What started out as a common-sense request for Sui to allow other people access to the beef quickly got ugly. Sui and Isabelle refused to leave, and finally the police were called to escort the couple out. Did they feel shame for their gluttony? Hell, no! It was time to alert the media! Look at the mean corporation telling these poor slighted folk that they couldn’t eat Chuck-A-Rama out of beef and home. They are so mean! Quick, call the reporters. Get some face time. Decry this cold-hearted company and trumpet your victimhood to all nations of the earth. This is your chance for the coveted 15 minutes of fame! Don’t let it slip by.
A few days later, in came the lawyers. You knew that lawyers would enter into this sooner or later, didn’t you? Suddenly these two were no longer gluttons, but the modern embodiments of Martin Luther King, Jr., Rosa Parks, and Thurgood Marshall rolled together. It seems that Sui wasn’t told to stop because he is a menace to cows everywhere, but because he is Polynesian. Yep, it’s time to play the race card. This must have been whispered in their ear by the
shyst lawyers since it took a few days for race even to become an issue. Since we have heard so much of Sui, let me give Isabelle her time in the sun. She decided that the issue is not only about being denied her due right to beef, but also about abolishing racism. “We want to end the stereotypes that Pacific Islanders eat more than your average customer,” she said. I’ll give you a few minutes to compose yourself after reading that.
Done laughing? Good.

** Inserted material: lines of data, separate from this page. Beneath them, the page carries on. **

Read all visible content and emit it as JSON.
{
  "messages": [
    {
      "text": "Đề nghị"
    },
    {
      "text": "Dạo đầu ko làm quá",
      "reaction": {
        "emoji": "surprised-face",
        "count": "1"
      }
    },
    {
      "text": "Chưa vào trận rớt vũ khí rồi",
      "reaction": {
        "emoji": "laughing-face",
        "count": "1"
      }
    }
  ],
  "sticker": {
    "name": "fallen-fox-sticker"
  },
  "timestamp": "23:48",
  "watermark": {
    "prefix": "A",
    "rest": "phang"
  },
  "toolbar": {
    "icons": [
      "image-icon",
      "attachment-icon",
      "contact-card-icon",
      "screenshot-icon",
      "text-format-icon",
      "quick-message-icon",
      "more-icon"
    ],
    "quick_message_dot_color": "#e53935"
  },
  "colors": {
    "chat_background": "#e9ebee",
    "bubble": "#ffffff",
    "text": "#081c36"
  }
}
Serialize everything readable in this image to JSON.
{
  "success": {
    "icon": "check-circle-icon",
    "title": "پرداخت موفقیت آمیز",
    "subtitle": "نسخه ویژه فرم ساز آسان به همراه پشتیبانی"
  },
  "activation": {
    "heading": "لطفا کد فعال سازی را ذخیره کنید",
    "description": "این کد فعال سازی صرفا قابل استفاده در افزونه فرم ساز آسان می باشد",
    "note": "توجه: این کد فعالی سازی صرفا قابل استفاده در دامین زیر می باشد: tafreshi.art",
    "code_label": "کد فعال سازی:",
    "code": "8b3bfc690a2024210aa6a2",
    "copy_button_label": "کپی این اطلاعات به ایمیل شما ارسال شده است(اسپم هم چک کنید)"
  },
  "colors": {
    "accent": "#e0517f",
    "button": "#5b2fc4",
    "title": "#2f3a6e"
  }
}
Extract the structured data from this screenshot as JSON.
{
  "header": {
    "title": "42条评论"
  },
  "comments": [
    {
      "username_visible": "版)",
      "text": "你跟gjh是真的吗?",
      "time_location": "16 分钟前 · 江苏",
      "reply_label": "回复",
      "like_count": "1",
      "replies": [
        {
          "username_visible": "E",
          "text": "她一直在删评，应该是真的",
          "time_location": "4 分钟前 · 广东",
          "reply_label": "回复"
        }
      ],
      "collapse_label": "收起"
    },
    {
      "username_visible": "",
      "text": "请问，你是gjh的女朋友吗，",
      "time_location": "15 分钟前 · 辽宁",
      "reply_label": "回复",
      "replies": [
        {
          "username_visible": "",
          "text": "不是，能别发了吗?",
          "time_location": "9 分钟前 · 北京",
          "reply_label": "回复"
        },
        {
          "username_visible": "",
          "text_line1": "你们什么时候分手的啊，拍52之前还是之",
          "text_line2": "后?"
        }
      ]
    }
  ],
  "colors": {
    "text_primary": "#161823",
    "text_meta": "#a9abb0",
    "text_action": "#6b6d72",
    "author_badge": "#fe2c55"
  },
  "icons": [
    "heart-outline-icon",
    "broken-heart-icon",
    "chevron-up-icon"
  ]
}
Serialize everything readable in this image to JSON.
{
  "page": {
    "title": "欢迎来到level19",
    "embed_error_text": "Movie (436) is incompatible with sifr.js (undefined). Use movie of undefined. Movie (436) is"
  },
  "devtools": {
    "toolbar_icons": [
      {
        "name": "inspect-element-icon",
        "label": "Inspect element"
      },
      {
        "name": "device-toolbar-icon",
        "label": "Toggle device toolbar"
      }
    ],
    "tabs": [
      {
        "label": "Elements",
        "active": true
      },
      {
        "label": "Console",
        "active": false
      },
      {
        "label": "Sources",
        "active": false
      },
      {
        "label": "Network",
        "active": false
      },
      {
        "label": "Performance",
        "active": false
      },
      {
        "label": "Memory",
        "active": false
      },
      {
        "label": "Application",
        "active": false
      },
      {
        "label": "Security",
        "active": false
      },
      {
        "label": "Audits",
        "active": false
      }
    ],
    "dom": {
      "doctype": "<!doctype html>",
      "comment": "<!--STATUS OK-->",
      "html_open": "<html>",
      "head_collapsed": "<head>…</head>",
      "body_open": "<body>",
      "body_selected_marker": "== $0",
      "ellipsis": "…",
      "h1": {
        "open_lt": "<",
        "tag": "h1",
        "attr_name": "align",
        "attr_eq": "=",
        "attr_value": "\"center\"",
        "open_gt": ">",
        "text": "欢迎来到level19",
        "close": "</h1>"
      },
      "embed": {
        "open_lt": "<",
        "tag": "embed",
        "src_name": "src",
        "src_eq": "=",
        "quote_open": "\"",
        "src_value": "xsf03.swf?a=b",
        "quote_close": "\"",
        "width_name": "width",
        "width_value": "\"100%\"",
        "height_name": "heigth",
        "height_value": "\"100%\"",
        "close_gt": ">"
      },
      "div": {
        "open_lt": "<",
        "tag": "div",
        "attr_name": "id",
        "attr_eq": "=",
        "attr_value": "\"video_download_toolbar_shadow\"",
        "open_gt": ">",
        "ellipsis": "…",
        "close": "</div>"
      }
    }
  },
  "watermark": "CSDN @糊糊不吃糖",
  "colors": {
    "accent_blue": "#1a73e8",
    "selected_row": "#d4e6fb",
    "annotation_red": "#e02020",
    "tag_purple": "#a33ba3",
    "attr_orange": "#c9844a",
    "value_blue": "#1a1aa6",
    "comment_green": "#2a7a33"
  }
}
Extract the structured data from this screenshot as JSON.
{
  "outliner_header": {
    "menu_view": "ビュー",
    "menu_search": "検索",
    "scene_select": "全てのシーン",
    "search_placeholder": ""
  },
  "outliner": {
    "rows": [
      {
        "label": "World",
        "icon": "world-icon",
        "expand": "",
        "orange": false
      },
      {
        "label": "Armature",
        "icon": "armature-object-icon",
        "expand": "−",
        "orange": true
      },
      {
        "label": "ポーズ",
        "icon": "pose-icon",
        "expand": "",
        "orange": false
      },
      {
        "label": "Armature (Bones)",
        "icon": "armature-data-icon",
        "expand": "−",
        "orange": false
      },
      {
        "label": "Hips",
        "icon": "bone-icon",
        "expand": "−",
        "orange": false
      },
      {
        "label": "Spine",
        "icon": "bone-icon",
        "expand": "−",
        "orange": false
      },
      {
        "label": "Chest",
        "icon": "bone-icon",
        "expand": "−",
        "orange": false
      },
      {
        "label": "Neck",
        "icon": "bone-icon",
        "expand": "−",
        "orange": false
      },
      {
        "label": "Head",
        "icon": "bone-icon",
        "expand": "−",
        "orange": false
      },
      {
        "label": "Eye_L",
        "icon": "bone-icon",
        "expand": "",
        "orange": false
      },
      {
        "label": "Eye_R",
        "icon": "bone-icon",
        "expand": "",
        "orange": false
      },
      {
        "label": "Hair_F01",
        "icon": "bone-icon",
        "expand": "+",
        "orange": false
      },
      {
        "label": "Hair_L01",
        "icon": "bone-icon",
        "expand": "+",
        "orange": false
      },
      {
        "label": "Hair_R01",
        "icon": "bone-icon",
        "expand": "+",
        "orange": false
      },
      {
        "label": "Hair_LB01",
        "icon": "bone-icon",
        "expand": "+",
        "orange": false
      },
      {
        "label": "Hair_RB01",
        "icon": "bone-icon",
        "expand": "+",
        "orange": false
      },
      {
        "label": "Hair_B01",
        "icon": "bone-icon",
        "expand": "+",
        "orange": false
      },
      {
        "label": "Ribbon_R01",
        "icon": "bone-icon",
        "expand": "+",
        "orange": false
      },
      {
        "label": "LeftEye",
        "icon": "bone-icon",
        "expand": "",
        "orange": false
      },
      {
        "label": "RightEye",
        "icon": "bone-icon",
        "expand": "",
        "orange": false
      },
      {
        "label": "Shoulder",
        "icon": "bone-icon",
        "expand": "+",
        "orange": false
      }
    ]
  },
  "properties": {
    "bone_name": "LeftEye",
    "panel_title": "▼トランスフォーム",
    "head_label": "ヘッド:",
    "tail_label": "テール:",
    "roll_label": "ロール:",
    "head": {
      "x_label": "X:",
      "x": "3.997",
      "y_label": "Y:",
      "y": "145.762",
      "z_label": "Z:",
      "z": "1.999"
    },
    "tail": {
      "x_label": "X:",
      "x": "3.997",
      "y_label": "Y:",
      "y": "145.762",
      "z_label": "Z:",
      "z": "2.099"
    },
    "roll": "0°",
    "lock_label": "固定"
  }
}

On we go!
When I first heard this sonorous statement, I yelled at the radio, “Lady, if you want to break the stereotype, put down the damn fork!” And I must admit that each time I read her statement, I break out in laughter all over again. Isabelle, fire the lawyer who told you that this is a matter of race. This incident has nothing to do with your skin color and everything to do with the way you shovel in the grub. It’s time that you and Sui went back to Chuck-A-Rama and apologized for making such a spectacle of yourselves.
Shortly before I started writing this article, the chief executive for Chuck-A-Rama, Duane Moss, offered up an apology to these two oinks. Since this is my article, and because I can, I shall now parse said apology in my own way. “Sui and Isabelle, allow me to apologize on behalf of Chuck-A-Rama, the restaurant manager, and to all people with weak stomachs around the world who are turning green from your gorging. Here is $8.99 for each of you, plus tax. Please never darken our doorstep again. From now on we are limiting our service to humans, not swine.”
Now I am going to do what I haven’t done for more years than I can count: I’m going to Chuck-A-Rama, and I’m taking my family with me.
Addendum: Yum. You know I had to visit the carving station for some roast beef. After cutting me a slice, the carver asked if I wanted a second. I politely declined.